La cosa andò così: il titolare del ruolo, Vladimir Atlantov, si ammalò la mattina della recita. L’unico tenore che conoscesse la parte e che fosse libero era Murgu che, però, era in non so quale parte del mondo e poté arrivare, causa ritardi del suo volo, solo poco prima dell’apertura del sipario. Fu vestito e catapultato in scena senza neppure avere il tempo di essere truccato. Cosicché cantò con il suo colore di pelle naturale e senza quella patina di lucido da scarpe che solitamente si applica a qualsivoglia Otello. La sua prestazione fu più che decorosa, considerate le condizioni in cui era maturata. Ma, vuoi perché Otello è figura gigantesca da dipingere, vuoi perché il lungo viaggio lo aveva stancato, mi parve leggermente inferiore al ruolo e, più che fiacco vocalmente, sembrava assente sotto l’aspetto interpretativo. Il pubblico, in ogni caso, lo appludì copiosamente.

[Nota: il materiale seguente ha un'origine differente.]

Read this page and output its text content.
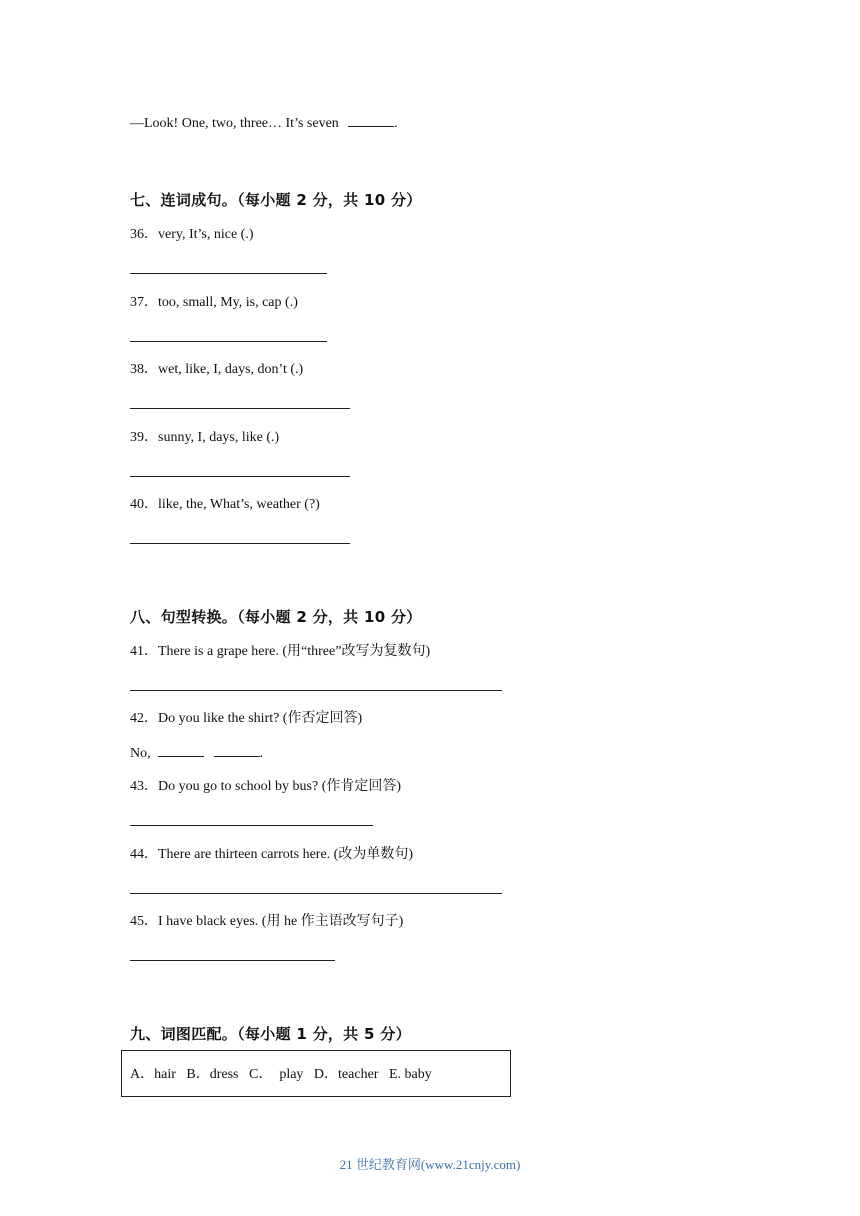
—Look! One, two, three… It’s seven	.
七、连词成句。（每小题 2 分，共 10 分）
36．very, It’s, nice (.)
37．too, small, My, is, cap (.)
38．wet, like, I, days, don’t (.)
39．sunny, I, days, like (.)
40．like, the, What’s, weather (?)
八、句型转换。（每小题 2 分，共 10 分）
41．There is a grape here. (用“three”改写为复数句)
42．Do you like the shirt? (作否定回答)
No,	.
43．Do you go to school by bus? (作肯定回答)
44．There are thirteen carrots here. (改为单数句)
45．I have black eyes. (用 he 作主语改写句子)
九、词图匹配。（每小题 1 分，共 5 分）
A．hair   B．dress   C．  play   D．teacher   E. baby
21 世纪教育网(www.21cnjy.com)
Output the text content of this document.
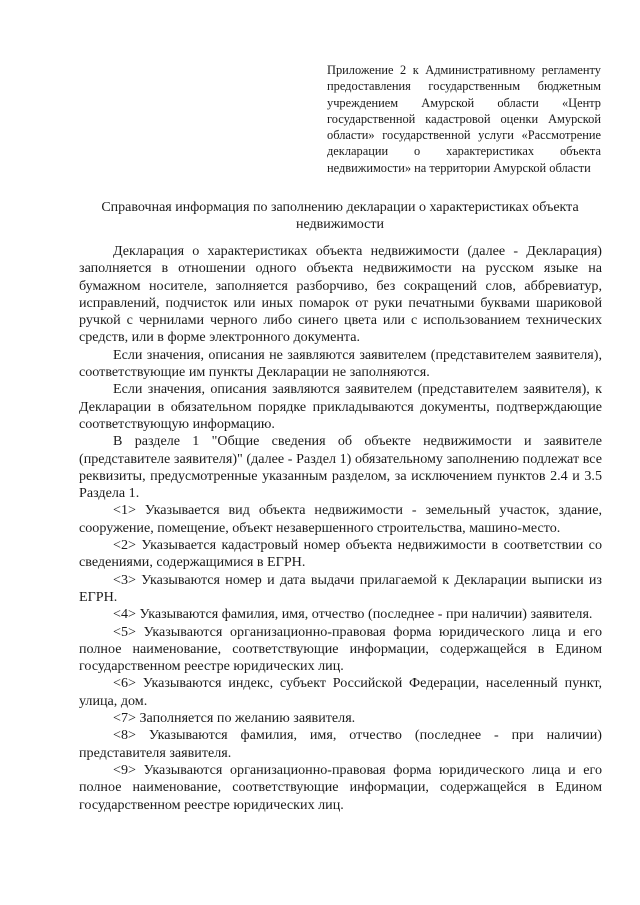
Приложение 2 к Административному регламенту предоставления государственным бюджетным учреждением Амурской области «Центр государственной кадастровой оценки Амурской области» государственной услуги «Рассмотрение декларации о характеристиках объекта недвижимости» на территории Амурской области
Справочная информация по заполнению декларации о характеристиках объекта недвижимости

Декларация о характеристиках объекта недвижимости (далее - Декларация) заполняется в отношении одного объекта недвижимости на русском языке на бумажном носителе, заполняется разборчиво, без сокращений слов, аббревиатур, исправлений, подчисток или иных помарок от руки печатными буквами шариковой ручкой с чернилами черного либо синего цвета или с использованием технических средств, или в форме электронного документа.

Если значения, описания не заявляются заявителем (представителем заявителя), соответствующие им пункты Декларации не заполняются.

Если значения, описания заявляются заявителем (представителем заявителя), к Декларации в обязательном порядке прикладываются документы, подтверждающие соответствующую информацию.

В разделе 1 "Общие сведения об объекте недвижимости и заявителе (представителе заявителя)" (далее - Раздел 1) обязательному заполнению подлежат все реквизиты, предусмотренные указанным разделом, за исключением пунктов 2.4 и 3.5 Раздела 1.

<1> Указывается вид объекта недвижимости - земельный участок, здание, сооружение, помещение, объект незавершенного строительства, машино-место.

<2> Указывается кадастровый номер объекта недвижимости в соответствии со сведениями, содержащимися в ЕГРН.

<3> Указываются номер и дата выдачи прилагаемой к Декларации выписки из ЕГРН.

<4> Указываются фамилия, имя, отчество (последнее - при наличии) заявителя.

<5> Указываются организационно-правовая форма юридического лица и его полное наименование, соответствующие информации, содержащейся в Едином государственном реестре юридических лиц.

<6> Указываются индекс, субъект Российской Федерации, населенный пункт, улица, дом.

<7> Заполняется по желанию заявителя.

<8> Указываются фамилия, имя, отчество (последнее - при наличии) представителя заявителя.

<9> Указываются организационно-правовая форма юридического лица и его полное наименование, соответствующие информации, содержащейся в Едином государственном реестре юридических лиц.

La sua carriera fu eccezionale, pur senza raggiungere la gloria di altri suoi colleghi. Wiener Staatsoper, Metropolitan di New York, Philadelphia, Pittsburgh, New Orleans, Palm Beach, Denver, Berlino, Monaco di Baciera, Francoforte, Colonia, Stoccarda, Zurigo, Avignone, Parigi, Lione, Tolosa, Bordeaux, Montpellier, Lisbona, Las Palmas, Bilbao, Barcellona, Melbourne, Rio de Janeiro, Johannesburg, Tokyo, Odessa furono alcune delle piazze in cui Corneliu Murgu ebbe autentici trionfi.
Uomo di cultura (tutta da autodidatta, ma profonda), Murgu amava molto l’Italia, dove visse alcuni anni studiando con Marcello Del Monaco.
Artisticamente nel nostro paese lo si ricorda principalmente per quell’Aida alla Scala, per alcune recite di Otello all’Arena di Verona ed, alle terme di Caracalla, ancora in Aida, Carmen e Turandot. Il timbro era interessante e di un colore plumbeo. La voce in sé non era né grande, né piccola, né bella, né brutta. Le sue caratteristiche si potevano riscontrare in un registro acuto solido ed adamantino ed in un accento a tratti infuocato.
Ancora in piena forma smise di cantare per ottenere la carica di Direttore dell’Opera di Timisoara, portandola ai primi livelli tra i teatri romeni ed ingaggiando sovente artisti italiani come Roberto Scandiuzzi, il direttore d’orchestra David Crescenzi ed il regista Mario De Carlo.
La sua discografia è scarna e tutta per case discografiche “minori”: un Otello per la Koch-Schwann diretto da Gustav Kuhn, una Carmen per la United Classics, un Andrea Chénier con Aprile Millo e poco altro. Sono tutte esecuzioni “live” di non memorabile livello. Molto meglio ascoltarlo su youtube dove il materiale è sicuramente più interessante.
In definitiva, uno dei tanti onesti professionisti cha calcarono scene importanti senza mai giungere ad una vera fama internazionale ma mostrando una professionalità che oggi non sempre si riscontra a teatro. Purtroppo.